Hello Mark,
This is another example of dealers not reading and understanding the details of the manufacturers detailed instructions, and then passing on incorrect advice.
Strange as it may seem, all though you purchase your caravan from your seller, the seller is only liable for the warranty established under the Sale of Goods Act. They have no liability or authority under the Manufactures guarantee, which is a separate contract between the caravan owner and the caravan manufacturer.
(When you have any repairs done under a manufacturers guarantee, the dealer is not under your instructions, but acting as a sub contractor and under instructions from the manufacturer.)
The caravan manufacture gift you the 'manufactures guarantee' but it is dependent on you purchasing a caravan. Because the guarantee is not a legal requirement (unlike the warranty), manufactures can and do place a number of clauses into its terms and conditions.
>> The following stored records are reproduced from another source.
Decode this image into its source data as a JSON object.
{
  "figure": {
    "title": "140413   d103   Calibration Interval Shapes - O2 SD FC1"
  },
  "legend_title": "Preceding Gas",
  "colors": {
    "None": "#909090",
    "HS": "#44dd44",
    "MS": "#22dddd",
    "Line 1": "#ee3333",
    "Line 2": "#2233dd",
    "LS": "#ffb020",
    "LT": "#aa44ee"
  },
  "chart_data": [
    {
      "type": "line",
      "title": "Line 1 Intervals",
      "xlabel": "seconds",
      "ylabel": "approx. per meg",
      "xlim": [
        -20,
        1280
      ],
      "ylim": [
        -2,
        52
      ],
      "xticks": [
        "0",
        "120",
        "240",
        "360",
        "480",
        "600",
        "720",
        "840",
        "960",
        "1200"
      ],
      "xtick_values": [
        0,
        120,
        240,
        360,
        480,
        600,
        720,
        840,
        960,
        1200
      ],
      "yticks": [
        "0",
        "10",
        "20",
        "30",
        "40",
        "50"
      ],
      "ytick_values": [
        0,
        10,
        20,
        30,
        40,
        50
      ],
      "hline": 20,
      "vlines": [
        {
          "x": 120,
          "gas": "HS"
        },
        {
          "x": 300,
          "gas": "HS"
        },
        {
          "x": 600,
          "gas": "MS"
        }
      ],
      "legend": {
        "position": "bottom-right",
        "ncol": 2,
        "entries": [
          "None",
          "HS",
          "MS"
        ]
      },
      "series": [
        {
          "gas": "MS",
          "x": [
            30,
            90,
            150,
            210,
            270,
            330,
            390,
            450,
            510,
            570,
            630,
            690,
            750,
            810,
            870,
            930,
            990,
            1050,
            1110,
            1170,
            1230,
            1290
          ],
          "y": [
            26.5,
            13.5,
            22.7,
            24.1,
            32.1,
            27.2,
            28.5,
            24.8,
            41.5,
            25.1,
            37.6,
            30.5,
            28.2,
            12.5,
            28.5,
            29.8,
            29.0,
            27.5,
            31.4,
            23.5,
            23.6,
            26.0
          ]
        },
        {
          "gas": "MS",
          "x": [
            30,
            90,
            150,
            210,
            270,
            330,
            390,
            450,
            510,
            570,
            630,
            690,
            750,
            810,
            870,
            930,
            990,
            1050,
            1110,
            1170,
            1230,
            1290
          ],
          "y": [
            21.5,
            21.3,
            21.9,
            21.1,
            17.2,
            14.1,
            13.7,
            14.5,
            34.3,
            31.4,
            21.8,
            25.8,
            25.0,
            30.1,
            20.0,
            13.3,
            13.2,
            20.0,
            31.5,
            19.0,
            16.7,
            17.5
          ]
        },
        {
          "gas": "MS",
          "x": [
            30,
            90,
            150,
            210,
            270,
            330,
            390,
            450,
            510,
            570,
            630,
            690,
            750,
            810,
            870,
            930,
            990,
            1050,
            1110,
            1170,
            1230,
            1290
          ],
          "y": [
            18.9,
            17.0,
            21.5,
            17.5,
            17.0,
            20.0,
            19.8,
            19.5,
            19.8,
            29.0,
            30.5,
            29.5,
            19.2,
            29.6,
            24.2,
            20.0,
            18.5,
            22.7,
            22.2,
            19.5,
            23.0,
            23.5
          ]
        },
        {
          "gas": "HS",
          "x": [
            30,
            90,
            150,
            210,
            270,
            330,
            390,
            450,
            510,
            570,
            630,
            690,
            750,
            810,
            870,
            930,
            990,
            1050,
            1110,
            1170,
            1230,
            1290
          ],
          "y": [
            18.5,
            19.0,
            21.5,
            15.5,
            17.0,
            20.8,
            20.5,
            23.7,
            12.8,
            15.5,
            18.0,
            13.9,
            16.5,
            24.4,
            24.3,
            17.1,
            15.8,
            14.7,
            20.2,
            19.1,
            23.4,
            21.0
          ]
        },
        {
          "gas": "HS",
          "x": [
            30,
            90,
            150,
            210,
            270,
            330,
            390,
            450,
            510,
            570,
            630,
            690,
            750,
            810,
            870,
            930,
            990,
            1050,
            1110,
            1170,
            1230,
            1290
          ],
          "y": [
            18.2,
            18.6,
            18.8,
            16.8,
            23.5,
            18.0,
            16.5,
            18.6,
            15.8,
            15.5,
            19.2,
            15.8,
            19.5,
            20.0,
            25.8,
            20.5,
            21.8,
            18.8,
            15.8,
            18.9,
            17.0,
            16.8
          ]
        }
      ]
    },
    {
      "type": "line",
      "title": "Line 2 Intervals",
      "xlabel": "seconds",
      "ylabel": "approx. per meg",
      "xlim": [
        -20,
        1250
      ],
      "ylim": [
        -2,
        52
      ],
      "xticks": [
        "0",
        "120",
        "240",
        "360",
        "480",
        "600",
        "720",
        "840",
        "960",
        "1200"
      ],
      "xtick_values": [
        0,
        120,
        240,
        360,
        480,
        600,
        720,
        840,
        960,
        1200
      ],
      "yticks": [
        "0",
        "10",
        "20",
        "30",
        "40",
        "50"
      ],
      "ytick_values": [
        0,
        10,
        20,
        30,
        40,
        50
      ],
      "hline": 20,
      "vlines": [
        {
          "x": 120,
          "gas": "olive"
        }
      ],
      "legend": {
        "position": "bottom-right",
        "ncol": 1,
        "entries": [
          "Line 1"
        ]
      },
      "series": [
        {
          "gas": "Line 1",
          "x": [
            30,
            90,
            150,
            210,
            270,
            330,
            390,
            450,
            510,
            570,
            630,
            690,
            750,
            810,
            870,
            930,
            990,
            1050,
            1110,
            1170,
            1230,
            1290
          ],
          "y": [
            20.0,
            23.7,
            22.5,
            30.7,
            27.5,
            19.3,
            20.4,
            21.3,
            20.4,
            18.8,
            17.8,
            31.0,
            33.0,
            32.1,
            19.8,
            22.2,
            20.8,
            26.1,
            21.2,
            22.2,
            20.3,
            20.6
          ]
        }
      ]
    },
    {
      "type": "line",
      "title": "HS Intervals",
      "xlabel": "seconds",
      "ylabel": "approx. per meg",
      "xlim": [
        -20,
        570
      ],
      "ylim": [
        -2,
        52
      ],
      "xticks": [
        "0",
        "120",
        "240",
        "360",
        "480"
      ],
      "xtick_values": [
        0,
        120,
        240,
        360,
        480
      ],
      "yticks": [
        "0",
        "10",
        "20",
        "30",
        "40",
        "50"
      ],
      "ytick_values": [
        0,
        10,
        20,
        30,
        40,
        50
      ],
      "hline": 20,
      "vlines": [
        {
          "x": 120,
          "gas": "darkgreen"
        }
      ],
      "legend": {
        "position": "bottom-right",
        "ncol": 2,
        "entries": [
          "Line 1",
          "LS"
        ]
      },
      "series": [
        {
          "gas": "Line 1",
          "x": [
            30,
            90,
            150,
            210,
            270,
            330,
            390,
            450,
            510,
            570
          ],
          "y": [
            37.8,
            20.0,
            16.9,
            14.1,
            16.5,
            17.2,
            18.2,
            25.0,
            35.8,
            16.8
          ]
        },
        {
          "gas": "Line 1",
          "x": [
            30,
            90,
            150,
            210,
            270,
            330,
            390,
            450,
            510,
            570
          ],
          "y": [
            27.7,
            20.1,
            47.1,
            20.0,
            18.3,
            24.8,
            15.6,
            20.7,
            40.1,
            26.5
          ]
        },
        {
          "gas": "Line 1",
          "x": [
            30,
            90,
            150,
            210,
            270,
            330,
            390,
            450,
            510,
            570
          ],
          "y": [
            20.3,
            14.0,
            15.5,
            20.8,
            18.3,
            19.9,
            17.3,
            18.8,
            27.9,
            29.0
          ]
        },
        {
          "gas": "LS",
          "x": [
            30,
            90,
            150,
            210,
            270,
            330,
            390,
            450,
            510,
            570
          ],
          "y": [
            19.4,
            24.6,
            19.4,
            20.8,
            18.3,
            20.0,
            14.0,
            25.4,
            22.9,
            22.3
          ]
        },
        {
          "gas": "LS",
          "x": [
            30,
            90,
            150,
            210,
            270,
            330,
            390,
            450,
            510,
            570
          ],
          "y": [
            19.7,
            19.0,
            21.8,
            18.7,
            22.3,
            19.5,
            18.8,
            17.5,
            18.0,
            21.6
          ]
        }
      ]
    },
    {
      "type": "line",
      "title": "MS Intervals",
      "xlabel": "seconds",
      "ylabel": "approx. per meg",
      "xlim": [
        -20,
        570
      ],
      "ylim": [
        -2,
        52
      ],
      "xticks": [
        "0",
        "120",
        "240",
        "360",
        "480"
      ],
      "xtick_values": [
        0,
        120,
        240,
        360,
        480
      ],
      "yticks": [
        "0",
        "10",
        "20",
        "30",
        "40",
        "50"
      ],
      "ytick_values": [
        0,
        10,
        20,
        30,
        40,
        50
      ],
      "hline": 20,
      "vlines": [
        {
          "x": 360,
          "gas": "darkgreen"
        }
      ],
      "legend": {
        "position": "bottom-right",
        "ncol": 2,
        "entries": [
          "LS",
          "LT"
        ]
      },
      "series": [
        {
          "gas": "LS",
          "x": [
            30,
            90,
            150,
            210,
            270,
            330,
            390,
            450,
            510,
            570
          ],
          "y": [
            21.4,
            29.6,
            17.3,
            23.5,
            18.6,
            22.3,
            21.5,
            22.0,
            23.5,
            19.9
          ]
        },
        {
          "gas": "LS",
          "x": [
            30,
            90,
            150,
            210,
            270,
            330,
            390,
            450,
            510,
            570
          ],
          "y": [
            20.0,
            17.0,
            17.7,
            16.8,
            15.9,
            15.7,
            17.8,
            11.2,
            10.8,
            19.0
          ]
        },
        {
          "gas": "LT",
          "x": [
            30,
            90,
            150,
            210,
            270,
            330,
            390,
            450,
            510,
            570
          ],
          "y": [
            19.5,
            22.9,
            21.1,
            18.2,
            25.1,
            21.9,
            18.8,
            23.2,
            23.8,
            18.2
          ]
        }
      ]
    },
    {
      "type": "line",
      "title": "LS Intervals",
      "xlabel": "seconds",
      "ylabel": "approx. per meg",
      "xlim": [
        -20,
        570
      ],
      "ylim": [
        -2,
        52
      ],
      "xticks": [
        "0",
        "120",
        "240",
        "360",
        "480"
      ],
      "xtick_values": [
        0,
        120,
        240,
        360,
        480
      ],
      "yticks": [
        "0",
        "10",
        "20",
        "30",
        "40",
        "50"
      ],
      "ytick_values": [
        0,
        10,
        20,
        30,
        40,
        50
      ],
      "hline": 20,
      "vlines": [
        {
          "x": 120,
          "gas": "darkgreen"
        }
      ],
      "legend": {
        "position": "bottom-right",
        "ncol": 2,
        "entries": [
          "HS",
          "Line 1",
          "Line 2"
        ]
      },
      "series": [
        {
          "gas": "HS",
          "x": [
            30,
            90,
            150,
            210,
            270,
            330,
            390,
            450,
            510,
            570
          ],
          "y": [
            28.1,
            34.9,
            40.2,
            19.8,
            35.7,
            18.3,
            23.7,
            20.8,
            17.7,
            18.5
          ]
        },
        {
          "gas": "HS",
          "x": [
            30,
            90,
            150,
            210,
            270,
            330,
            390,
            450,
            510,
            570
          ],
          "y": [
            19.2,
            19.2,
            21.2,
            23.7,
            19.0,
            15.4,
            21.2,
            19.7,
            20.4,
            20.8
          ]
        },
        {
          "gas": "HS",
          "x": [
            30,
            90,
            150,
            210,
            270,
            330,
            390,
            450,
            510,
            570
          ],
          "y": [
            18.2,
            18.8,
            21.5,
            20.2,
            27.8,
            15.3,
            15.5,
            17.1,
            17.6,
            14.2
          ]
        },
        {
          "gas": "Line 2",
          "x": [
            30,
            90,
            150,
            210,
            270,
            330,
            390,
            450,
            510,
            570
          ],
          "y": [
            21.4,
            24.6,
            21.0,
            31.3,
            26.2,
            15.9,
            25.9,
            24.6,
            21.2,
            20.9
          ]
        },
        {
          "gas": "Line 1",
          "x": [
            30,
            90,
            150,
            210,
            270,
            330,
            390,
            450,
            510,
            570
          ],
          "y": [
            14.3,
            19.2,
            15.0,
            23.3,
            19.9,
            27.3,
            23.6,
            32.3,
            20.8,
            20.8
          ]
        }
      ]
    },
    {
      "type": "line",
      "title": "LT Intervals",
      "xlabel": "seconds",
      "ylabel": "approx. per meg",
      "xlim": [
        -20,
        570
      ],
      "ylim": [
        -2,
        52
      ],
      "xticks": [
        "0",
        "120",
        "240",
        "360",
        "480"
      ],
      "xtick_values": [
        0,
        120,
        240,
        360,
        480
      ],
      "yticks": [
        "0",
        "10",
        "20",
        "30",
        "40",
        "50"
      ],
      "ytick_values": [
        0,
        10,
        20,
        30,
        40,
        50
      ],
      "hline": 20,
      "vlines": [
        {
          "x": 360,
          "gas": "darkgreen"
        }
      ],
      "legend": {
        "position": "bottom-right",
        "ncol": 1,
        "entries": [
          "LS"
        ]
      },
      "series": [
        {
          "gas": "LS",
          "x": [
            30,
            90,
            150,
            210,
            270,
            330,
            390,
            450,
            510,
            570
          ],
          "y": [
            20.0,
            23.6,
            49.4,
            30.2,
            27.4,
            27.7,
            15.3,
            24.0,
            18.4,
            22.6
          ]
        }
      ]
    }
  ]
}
These can be as tight as they wish to make them, and may include inflexible criteria for certain actions such as services.
The dealer was wrong on two counts. Fundamentally the seller has no title to vary the terms of the manufacturers guarantee, and the actual advice was faulty.
I suspect you were given this advice verbally, and whilst in UK consumer law a verbal agreement is in theory at least as valid as a written document, in practice it is very difficult to prove unless you have independent witnesses to the conversation who understood by what they heard that an agreement had been made. Otherwise its your word against someone else's. Its then down to who is more believable.
On the other hand, if you can have that conversation corroborated by an independent witness, or it was given to you in writing from your dealer, then they have no leg to stand on, and in theory you could make them liable for any loss of use of the manufacturers guarantee due to missed service.
Just as an example, I purchased a second hand car from a main dealer. As part of the deal I agreed to take out a mechanical breakdown insurance policy on the vehicle. I was given a policy booklet, which had a multipart carbonless policy application form in the back which the dealer filled in and stamped all the pages and took the top two copies, one for them selves and one to be sent off to the insurer. The copies already had a policy number printed on them.
It was just as well that I did, because it had a major mechanical fault. I duly contacted the insurance company, and was surprised to be told that no such policy existed, even though I had the receipt for payment and a policy booklet with a policy number. The dealer at first denied all knowledge of the policy and declined any liability.
Having got the customers copy of both the sales receipt and stamped insurance policy I pointed out to the dealer that I had paid for the policy (as itemised on the receipt) but the insurer had not received any payment. Now either it was a genuine mistake that the dealer had not sent the documentation or it was fraud. They suddenly started to take notice when I started to talk about trading standards and sale of goods.